Characterizing the Breakdown of Quasi-universality in Postmerger Gravitational Waves from Binary Neutron Star Mergers

Abstract

The postmerger gravitational wave (GW) emission from a binary neutron star merger is expected to provide exciting new constraints on the dense-matter equation of state (EoS). Such constraints rely, by and large, on the existence of quasi-universal relations, which relate the peak frequencies of the postmerger GW spectrum to properties of the neutron star structure in a model-independent way.
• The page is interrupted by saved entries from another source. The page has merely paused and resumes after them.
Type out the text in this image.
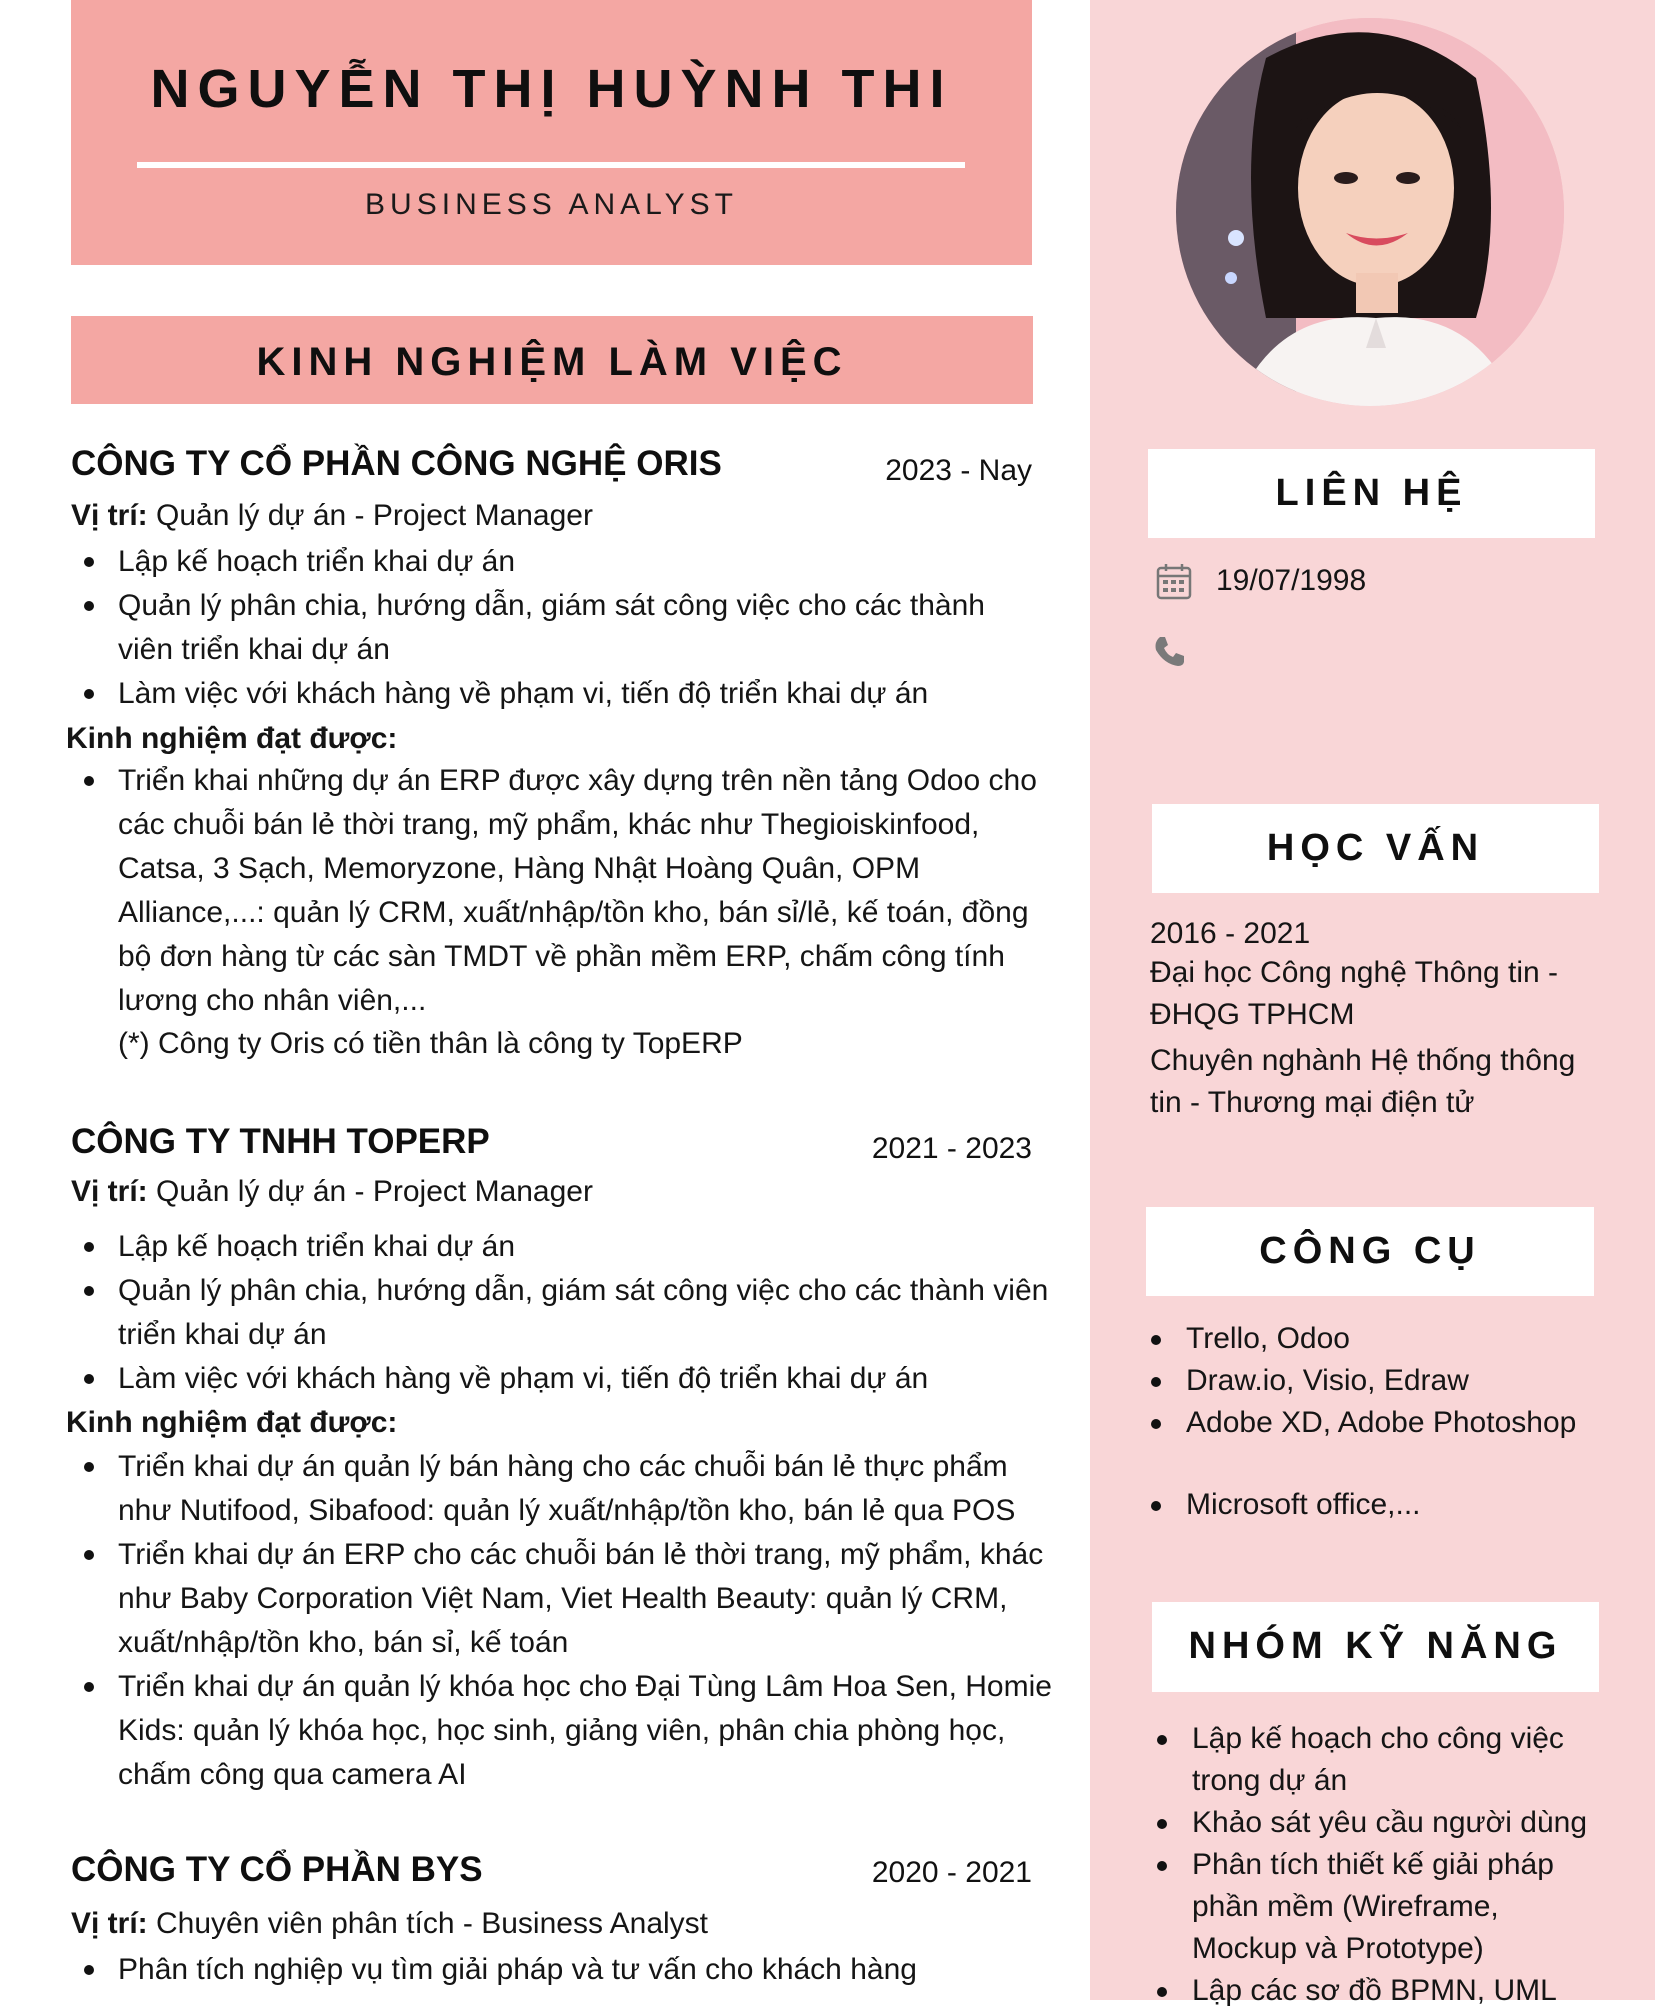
NGUYỄN THỊ HUỲNH THI
BUSINESS ANALYST
KINH NGHIỆM LÀM VIỆC
CÔNG TY CỔ PHẦN CÔNG NGHỆ ORIS	2023 - Nay
Vị trí: Quản lý dự án - Project Manager
Lập kế hoạch triển khai dự án
Quản lý phân chia, hướng dẫn, giám sát công việc cho các thành viên triển khai dự án
Làm việc với khách hàng về phạm vi, tiến độ triển khai dự án
Kinh nghiệm đạt được:
Triển khai những dự án ERP được xây dựng trên nền tảng Odoo cho các chuỗi bán lẻ thời trang, mỹ phẩm, khác như Thegioiskinfood, Catsa, 3 Sạch, Memoryzone, Hàng Nhật Hoàng Quân, OPM Alliance,...: quản lý CRM, xuất/nhập/tồn kho, bán sỉ/lẻ, kế toán, đồng bộ đơn hàng từ các sàn TMDT về phần mềm ERP, chấm công tính lương cho nhân viên,...
(*) Công ty Oris có tiền thân là công ty TopERP
CÔNG TY TNHH TOPERP	2021 - 2023
Vị trí: Quản lý dự án - Project Manager
Lập kế hoạch triển khai dự án
Quản lý phân chia, hướng dẫn, giám sát công việc cho các thành viên triển khai dự án
Làm việc với khách hàng về phạm vi, tiến độ triển khai dự án
Kinh nghiệm đạt được:
Triển khai dự án quản lý bán hàng cho các chuỗi bán lẻ thực phẩm như Nutifood, Sibafood: quản lý xuất/nhập/tồn kho, bán lẻ qua POS
Triển khai dự án ERP cho các chuỗi bán lẻ thời trang, mỹ phẩm, khác như Baby Corporation Việt Nam, Viet Health Beauty: quản lý CRM, xuất/nhập/tồn kho, bán sỉ, kế toán
Triển khai dự án quản lý khóa học cho Đại Tùng Lâm Hoa Sen, Homie Kids: quản lý khóa học, học sinh, giảng viên, phân chia phòng học, chấm công qua camera AI
CÔNG TY CỔ PHẦN BYS	2020 - 2021
Vị trí: Chuyên viên phân tích - Business Analyst
Phân tích nghiệp vụ tìm giải pháp và tư vấn cho khách hàng
LIÊN HỆ
19/07/1998
HỌC VẤN
2016 - 2021
Đại học Công nghệ Thông tin - ĐHQG TPHCM
Chuyên nghành Hệ thống thông tin - Thương mại điện tử
CÔNG CỤ
Trello, Odoo
Draw.io, Visio, Edraw
Adobe XD, Adobe Photoshop
Microsoft office,...
NHÓM KỸ NĂNG
Lập kế hoạch cho công việc trong dự án
Khảo sát yêu cầu người dùng
Phân tích thiết kế giải pháp phần mềm (Wireframe, Mockup và Prototype)
Lập các sơ đồ BPMN, UML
In this work, we report on violations of existing quasi-universal relations between the peak spectral frequency, f 2, and the stellar radius, for EoS models with backwards-bending slopes in their mass–radius relations (such that the radius increases at high masses). The violations are extreme, with variations in f 2 of up to ∼600 Hz between EoSs that predict the same radius for a 1.4 M ⊙ neutron star but that have significantly different radii at higher masses. Quasi-universality can be restored by adding in a second parameter to the fitting formulae that depends on the slope of the mass–radius curve. We further find strong evidence that quasi-universality is better maintained for the radii of very massive stars (with masses 2 M ⊙). Both statements imply that f 2 is mainly sensitive to the high-density EoS. Combined with observations of the binary neutron star inspiral, these generalized quasi-universal relations can be used to simultaneously infer the characteristic radius and slope of the neutron star mass–radius relation.